Когда серокожего везут к Мортуарию, мимир стыдливо тащится за телегой в отдалении, а потом парит перед зданием и пытается убить время. Пристает к прохожим и плакальщикам, болтает с проститутками, смешно и едко комментирует ритуалы похоронных процессий. Вален опасается заговаривать с этим существом — в конце концов, это ведь висящие в воздухе кости! — но они узнают друг друга и даже кивают друг другу при встрече.
Когда при очередном возвращении череп приветствует его непривычно подвижным оскалом зубов, Вален вспоминает о безумной оборванке из Улья, с которой он мысленно здоровался каждое утро.

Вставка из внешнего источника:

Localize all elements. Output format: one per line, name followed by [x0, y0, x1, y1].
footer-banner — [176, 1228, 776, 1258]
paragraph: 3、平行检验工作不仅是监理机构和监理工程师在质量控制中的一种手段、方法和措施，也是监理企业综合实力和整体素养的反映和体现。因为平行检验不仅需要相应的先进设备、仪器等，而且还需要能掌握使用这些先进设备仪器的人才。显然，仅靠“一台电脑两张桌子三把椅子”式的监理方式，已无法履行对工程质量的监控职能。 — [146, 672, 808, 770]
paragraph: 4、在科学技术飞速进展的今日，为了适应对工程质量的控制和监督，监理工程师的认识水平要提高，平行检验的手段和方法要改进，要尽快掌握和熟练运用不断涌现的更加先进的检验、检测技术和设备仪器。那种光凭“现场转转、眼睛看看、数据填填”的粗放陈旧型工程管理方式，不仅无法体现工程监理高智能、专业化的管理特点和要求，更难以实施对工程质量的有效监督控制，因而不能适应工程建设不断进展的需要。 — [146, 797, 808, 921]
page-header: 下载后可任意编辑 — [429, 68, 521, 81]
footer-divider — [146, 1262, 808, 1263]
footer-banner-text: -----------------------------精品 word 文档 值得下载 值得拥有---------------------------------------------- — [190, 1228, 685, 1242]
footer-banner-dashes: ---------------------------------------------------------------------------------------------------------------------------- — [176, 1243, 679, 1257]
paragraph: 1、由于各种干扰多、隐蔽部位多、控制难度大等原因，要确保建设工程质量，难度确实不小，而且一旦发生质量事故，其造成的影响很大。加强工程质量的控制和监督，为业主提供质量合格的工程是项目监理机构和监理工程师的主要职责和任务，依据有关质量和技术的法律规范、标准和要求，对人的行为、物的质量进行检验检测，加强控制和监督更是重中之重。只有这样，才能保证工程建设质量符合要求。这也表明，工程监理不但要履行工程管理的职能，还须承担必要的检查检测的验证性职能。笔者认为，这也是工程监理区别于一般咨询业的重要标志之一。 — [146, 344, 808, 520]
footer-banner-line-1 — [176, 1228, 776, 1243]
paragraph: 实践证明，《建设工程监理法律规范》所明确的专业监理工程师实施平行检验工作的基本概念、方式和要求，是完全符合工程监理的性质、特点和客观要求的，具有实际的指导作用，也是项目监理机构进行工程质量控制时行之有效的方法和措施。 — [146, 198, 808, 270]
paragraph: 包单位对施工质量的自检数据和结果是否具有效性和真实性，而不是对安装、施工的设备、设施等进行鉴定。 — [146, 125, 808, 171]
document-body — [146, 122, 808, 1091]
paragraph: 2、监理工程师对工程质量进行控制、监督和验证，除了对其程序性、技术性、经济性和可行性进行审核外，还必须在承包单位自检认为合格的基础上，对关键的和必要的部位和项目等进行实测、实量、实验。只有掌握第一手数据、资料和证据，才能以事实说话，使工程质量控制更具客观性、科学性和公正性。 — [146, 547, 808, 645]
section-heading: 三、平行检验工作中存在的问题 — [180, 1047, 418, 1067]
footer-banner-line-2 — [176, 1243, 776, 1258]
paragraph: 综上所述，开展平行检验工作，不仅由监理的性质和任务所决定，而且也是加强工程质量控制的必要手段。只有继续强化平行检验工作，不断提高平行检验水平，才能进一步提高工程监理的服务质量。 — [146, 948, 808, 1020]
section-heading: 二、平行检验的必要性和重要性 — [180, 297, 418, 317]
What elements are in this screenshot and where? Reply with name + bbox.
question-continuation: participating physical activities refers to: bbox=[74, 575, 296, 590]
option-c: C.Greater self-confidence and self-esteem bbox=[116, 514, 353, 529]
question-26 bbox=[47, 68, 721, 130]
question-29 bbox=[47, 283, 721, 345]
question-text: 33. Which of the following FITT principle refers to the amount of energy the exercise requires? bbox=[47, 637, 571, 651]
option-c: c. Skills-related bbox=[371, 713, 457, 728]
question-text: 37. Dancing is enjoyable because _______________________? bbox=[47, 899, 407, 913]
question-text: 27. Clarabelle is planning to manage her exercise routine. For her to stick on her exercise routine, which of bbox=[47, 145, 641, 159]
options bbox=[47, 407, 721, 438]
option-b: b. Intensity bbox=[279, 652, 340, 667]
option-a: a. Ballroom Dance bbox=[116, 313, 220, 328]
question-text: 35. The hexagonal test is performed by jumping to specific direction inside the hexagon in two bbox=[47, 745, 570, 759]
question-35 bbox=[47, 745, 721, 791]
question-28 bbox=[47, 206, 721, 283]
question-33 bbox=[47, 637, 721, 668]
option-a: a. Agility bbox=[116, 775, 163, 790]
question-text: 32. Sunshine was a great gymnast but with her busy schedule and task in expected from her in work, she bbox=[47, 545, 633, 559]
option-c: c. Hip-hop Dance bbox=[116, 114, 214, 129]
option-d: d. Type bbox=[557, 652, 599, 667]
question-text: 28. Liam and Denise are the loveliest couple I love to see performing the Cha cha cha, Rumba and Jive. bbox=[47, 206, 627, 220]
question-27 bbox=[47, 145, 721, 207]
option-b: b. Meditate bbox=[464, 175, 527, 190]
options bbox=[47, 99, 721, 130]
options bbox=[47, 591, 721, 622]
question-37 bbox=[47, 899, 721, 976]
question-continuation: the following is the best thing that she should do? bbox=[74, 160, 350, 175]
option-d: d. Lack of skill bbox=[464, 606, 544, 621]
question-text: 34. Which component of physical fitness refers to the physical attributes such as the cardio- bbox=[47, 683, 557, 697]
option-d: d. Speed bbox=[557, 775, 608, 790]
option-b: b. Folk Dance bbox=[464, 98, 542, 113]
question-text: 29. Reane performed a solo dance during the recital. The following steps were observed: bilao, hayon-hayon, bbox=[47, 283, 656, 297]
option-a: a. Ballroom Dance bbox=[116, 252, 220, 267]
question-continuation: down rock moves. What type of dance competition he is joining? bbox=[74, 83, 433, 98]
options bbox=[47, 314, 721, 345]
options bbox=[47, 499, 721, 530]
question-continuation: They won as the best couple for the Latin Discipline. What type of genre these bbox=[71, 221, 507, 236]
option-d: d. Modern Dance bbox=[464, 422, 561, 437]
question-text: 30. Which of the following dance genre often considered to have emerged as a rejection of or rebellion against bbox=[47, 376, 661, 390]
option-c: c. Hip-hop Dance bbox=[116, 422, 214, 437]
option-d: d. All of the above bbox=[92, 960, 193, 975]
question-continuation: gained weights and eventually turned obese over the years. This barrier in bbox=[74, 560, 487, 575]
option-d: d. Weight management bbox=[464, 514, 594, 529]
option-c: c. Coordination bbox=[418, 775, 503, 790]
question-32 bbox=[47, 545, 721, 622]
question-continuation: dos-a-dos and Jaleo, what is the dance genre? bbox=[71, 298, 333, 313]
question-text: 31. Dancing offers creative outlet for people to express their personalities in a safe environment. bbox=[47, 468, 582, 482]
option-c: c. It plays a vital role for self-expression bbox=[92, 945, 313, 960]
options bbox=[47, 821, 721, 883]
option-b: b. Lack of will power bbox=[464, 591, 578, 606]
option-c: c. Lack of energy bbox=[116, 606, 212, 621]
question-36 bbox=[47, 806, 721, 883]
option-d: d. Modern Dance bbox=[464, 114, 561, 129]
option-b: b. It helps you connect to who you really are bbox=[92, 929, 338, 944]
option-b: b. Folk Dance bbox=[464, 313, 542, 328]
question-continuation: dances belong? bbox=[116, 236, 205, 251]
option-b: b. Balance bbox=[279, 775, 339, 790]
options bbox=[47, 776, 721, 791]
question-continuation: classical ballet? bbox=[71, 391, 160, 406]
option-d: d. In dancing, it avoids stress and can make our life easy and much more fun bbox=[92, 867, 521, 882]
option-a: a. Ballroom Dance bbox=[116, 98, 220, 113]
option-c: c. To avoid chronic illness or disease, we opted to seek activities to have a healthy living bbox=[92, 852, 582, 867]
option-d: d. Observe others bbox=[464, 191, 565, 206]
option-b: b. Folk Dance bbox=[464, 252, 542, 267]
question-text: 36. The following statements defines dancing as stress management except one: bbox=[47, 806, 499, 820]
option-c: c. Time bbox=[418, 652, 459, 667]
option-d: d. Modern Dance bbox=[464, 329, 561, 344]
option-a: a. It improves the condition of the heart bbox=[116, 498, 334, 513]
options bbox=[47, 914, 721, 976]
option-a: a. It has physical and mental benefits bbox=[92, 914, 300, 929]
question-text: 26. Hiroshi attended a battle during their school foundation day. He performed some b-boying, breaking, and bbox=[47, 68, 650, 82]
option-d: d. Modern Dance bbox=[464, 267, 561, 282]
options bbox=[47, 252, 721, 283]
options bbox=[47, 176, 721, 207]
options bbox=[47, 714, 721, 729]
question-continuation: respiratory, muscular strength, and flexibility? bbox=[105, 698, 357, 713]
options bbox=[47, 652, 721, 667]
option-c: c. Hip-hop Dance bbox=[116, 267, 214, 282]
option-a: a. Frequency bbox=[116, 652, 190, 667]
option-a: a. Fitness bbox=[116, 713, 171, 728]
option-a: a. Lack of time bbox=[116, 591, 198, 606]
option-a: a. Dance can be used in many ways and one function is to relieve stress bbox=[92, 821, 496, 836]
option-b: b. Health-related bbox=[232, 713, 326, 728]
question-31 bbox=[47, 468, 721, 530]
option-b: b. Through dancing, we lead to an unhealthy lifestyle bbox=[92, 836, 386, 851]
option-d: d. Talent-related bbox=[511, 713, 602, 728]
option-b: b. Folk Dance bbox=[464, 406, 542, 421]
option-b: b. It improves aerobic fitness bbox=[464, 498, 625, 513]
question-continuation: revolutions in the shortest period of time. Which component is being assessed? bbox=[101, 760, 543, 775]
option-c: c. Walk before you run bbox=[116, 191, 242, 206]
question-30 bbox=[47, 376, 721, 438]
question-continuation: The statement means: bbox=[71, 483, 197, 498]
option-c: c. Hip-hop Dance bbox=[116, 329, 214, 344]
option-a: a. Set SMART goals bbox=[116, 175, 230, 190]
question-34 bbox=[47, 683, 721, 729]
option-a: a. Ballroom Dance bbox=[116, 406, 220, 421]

Той, чьи острые зубы всем набором выпирали наружу и двигались будто бы сами по себе. Той, что попала в Сигил случайно и металась по улицам, не в силах отыскать дорогу в свой мир. Ходили слухи, что кто-то помог ей вернуться домой, а взамен она отдала свои жуткие зубы…
Мимир громко скрежещет новыми зубами, обзывая их пакостными суетливыми пеньками, а прохожие огибают его по широкой дуге. Вален пару раз клацает зубами собственными и решает, что ему не хотелось бы быть искусанным чем-то подобным. Зато, чем бы серокожий не занимался в Сигиле, новые челюсти мимира определенно должны пригодиться.
Неделя идет за неделей, и свита серокожего становится больше. И страньше.
Пожилой печальный гитзерай с мечом, фактура которого меняется каждый раз, когда владелец вздыхает и теребит свисающие ниже подбородка усы. Рыжая, как и сам Вален, хвостатая тифлингша, скорее раздетая, чем одетая. Суккуба с белыми крыльями, от присутствия которой у Валена все скукоживается внутри, но которая мимоходом подкидывает ему пару монет. Горящий, но не сгорающий человек, парящий в раскаленной сфере, никогда не касающийся земли. (Остальные спутники серокожего выглядят так, будто бы предпочли оказаться подальше от этого существа, и только тифлингша тайком поджаривает сухой хлеб.)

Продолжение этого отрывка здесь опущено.